The issue of the claim of title by A. B. Salter and by Mrs. Josephine Salter was the same in both cases, and substantially the parties were the same, S. R. Heys, the administrator, being in privity with A. B. Salter.
The objections of the plaintiff to the allowance of the plea of res adjudicata--on the grounds (a) it was not filed in time; (b) it could not be filed as an amendment to an answer; (c) it did not set up a valid defense; (d) it was not binding because between different parties; (e) the judgment was procured by fraud; (f) the court did not have jurisdiction of the subject-matter; and (g) the record shows that the issue of title was not submitted to the jury, and the court had no authority to render a judgment as to title--were properly overruled. See Phillips v. Hightower, 190 Ga. 785 (supra); Anderson v. Black, 199 Ga. 59 (33 S. E. 2d, 298, 158 A. L. R. 354).
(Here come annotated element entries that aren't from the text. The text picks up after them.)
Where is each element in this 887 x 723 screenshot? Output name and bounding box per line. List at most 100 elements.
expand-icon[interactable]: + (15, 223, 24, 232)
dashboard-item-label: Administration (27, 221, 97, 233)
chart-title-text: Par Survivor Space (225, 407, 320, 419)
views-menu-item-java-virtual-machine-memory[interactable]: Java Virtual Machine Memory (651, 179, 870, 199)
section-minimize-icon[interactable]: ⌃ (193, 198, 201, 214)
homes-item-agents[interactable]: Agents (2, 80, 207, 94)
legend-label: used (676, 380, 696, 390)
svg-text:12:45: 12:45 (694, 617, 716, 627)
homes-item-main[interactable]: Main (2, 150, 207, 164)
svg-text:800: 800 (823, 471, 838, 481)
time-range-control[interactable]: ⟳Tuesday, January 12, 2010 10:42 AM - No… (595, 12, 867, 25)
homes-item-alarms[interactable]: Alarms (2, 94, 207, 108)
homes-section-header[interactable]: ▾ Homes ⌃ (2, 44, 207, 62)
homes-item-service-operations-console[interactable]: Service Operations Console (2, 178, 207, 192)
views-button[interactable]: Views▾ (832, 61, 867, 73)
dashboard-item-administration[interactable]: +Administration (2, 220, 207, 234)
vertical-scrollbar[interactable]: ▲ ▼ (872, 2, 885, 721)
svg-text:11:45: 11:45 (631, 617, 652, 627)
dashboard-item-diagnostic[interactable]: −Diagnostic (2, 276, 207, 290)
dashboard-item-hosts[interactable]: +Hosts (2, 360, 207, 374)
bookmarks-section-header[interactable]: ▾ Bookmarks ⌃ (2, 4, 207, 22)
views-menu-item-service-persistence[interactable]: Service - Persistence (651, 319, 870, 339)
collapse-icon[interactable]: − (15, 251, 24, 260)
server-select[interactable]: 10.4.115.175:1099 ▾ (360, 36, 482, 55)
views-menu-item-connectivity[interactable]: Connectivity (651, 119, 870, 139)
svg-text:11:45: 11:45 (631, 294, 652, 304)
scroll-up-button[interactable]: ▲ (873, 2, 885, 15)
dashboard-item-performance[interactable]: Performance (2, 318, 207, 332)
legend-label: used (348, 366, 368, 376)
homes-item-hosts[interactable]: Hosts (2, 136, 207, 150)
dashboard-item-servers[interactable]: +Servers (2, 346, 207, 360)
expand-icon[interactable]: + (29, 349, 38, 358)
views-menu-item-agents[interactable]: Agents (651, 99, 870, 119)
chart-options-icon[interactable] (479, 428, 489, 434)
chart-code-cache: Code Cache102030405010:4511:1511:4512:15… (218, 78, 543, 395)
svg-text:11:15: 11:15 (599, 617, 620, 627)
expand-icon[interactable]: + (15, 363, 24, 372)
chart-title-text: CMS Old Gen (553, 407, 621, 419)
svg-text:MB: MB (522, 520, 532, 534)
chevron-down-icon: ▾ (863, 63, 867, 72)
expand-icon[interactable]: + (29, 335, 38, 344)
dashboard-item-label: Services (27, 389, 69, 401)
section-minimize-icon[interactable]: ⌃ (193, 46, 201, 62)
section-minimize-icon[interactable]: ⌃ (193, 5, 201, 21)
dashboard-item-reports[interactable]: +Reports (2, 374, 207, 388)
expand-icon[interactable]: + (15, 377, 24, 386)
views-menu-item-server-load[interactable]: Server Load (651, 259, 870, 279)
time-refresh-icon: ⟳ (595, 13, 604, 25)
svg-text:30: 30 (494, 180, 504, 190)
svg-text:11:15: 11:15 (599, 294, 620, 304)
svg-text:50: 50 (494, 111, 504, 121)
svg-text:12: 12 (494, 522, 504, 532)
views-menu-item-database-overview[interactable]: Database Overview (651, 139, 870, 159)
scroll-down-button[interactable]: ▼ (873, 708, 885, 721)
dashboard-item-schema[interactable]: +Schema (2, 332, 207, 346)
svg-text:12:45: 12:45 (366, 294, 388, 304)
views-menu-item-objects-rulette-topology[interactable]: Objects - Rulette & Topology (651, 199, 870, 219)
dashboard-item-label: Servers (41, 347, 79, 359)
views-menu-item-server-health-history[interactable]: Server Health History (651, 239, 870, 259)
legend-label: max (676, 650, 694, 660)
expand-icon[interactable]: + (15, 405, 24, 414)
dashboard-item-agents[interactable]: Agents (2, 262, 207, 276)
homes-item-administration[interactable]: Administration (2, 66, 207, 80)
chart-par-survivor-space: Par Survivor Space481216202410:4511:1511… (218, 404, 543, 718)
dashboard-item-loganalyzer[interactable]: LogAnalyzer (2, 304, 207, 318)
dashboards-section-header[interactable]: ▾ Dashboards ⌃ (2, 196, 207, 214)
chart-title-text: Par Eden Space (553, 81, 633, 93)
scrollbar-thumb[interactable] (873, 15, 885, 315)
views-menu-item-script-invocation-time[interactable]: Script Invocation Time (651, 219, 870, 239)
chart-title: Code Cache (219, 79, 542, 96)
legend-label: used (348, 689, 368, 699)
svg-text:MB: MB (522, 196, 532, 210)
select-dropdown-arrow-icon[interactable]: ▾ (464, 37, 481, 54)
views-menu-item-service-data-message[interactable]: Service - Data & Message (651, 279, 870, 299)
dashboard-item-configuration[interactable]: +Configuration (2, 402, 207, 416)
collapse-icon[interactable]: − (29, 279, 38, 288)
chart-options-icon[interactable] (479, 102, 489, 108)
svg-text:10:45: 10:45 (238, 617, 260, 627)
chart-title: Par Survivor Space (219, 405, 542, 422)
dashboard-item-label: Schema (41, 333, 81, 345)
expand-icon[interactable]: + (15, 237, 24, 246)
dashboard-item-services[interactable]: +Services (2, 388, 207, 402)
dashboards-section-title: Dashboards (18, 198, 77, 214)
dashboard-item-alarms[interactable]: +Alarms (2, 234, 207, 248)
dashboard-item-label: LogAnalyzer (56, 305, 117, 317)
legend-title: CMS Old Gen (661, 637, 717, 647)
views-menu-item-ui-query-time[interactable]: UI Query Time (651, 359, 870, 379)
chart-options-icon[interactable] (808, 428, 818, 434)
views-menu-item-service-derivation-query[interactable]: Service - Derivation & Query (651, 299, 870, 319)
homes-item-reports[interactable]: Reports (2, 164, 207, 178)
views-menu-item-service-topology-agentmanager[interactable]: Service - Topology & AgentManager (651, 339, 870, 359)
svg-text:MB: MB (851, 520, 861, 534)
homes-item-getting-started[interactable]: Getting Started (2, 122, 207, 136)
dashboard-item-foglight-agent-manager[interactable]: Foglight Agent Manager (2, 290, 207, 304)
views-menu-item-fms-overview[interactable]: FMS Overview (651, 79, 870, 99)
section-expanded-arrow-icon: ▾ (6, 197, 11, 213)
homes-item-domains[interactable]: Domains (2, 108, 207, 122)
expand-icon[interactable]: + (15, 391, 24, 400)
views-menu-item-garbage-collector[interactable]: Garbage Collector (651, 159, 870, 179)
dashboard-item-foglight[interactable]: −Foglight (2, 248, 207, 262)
In the brief of counsel for the defendants we are requested to examine the cases of Salter v. Salter, 80 Ga. App. 263
(55 S. E. 2d, 868), and Salter v. Salter, 81 Ga. App. 864
(60 S. E. 2d, 424); and it is stated that by so doing we will find that they conclusively show that the judgment sustaining the plea was correct. Physically we can take cognizance of these cases, but judicially we cannot take notice of them any more than the trial court could, in the absence of judicial proof, take notice of the judgment in another case between the parties in the same court. Carten v. Loveless, 192 Ga. 715
supra, (1). We are not now passing upon the sufficiency or insufficiency of the proof in support of the plea, but simply rule that the trial court had no authority to sustain the plea of res adjudicata on the basis of the pleaded record of the former suit, in the absence of uncontradicted proof of the truth of the pleaded facts.
Judgment affirmed in part and reversed in part. All the Justices concur.